A dispute between Ukraine and Russia in which each accuses the other of violating laws of the sea escalated sharply on Sunday when the Ukrainian Navy said the Russian military opened fire on several of its ships, wounding six sailors and seizing the vessels.
The incident in and around the Kerch Strait, a narrow body of water separating the Black and Azov Seas, marked a pivot in the undeclared war, now nearly five years old, between the former members of the Soviet Union.
The Ukrainian military has been fighting two separatist movements in eastern Ukraine that are clearly backed by Moscow, though the Russian government has formally denied any direct military intervention.
That is in contrast to Sunday’s events, which unfolded as a direct confrontation between Russia and Western-backed Ukrainian armed forces at sea.
The episode also threatened to shake up Ukraine’s fragile internal politics.
At a midnight meeting, Ukraine’s National Security and Defense Council said it would ask Parliament to declare a state of martial law.

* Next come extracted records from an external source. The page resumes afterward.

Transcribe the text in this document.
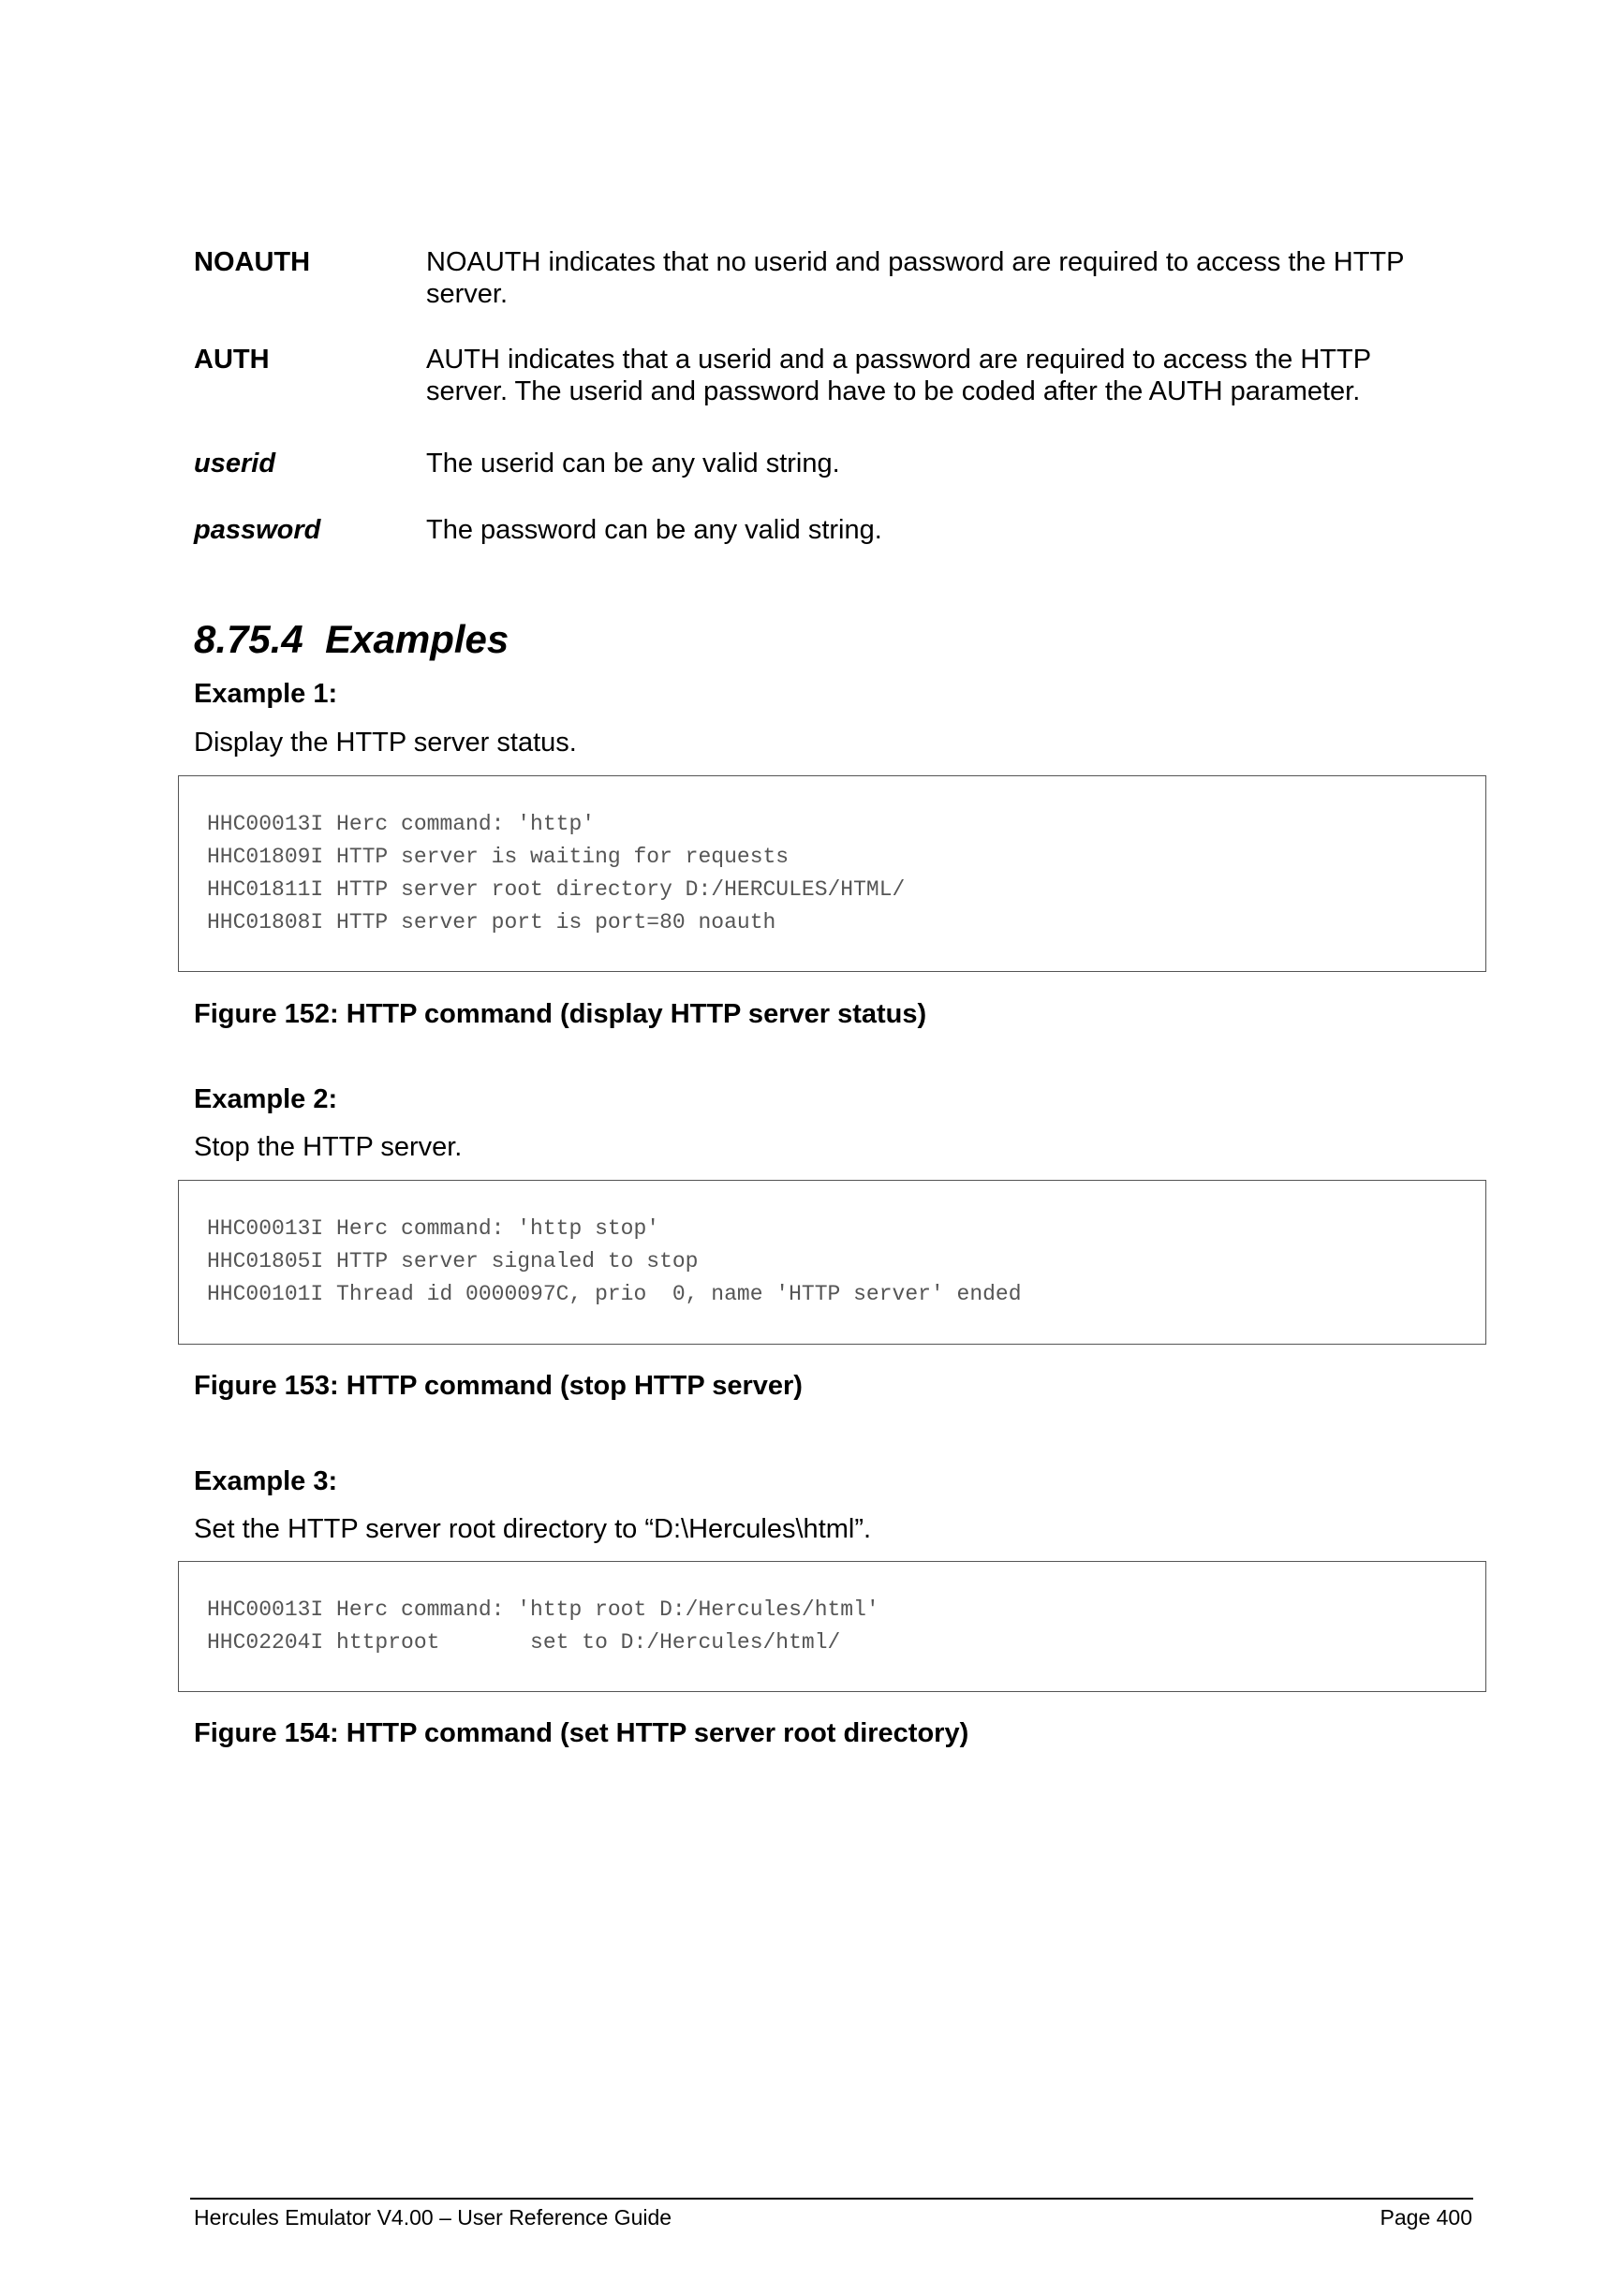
NOAUTH	NOAUTH indicates that no userid and password are required to access the HTTP
server.
AUTH	AUTH indicates that a userid and a password are required to access the HTTP
server. The userid and password have to be coded after the AUTH parameter.
userid	The userid can be any valid string.
password	The password can be any valid string.
8.75.4 Examples
Example 1:
Display the HTTP server status.
HHC00013I Herc command: 'http'
HHC01809I HTTP server is waiting for requests
HHC01811I HTTP server root directory D:/HERCULES/HTML/
HHC01808I HTTP server port is port=80 noauth
Figure 152: HTTP command (display HTTP server status)
Example 2:
Stop the HTTP server.
HHC00013I Herc command: 'http stop'
HHC01805I HTTP server signaled to stop
HHC00101I Thread id 0000097C, prio  0, name 'HTTP server' ended
Figure 153: HTTP command (stop HTTP server)
Example 3:
Set the HTTP server root directory to “D:\Hercules\html”.
HHC00013I Herc command: 'http root D:/Hercules/html'
HHC02204I httproot       set to D:/Hercules/html/
Figure 154: HTTP command (set HTTP server root directory)
Hercules Emulator V4.00 – User Reference Guide	Page 400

That raised alarms that President Petro O. Poroshenko could use the incident to delay a presidential election scheduled for March that polls suggest he is unlikely to win.
“This whole story grows more complicated by the fact that during martial law, it is forbidden to hold presidential, parliamentary or local elections, as well as strikes, protests, rallies and mass actions,” Mustafa Nayyem, a member of Parliament, posted on Facebook.
The Ukrainian Navy left little ambiguity in asserting that its ships had been attacked. “Fighter jets used weapons against the naval ships of the armed forces of Ukraine,” the navy’s statement said.
Russia’s Federal Security Service, a law enforcement agency known as the F.S.B. that oversees the Coast Guard, initially issued a statement saying the Ukrainian ships had, after an altercation, altered course to return to a Ukrainian port. But it later said that Russia had detained the vessels and that it was providing first aid to three sailors.
The F.S.B. said in statement carried by Russian news agencies that the Ukrainian naval convoy of two small warships and a tugboat had entered Russian territorial waters near Crimea on Sunday in a “provocation.” The Russian Coast Guard responded by trying to escort them out of the area, it said.
“Their goal is clear,” the F.S.B. said of the Ukrainian naval ships, “to create a conflict situation in the region.”
The Russian reports said the Ukrainian ships disregarded announcements that the Kerch Strait was temporarily closed.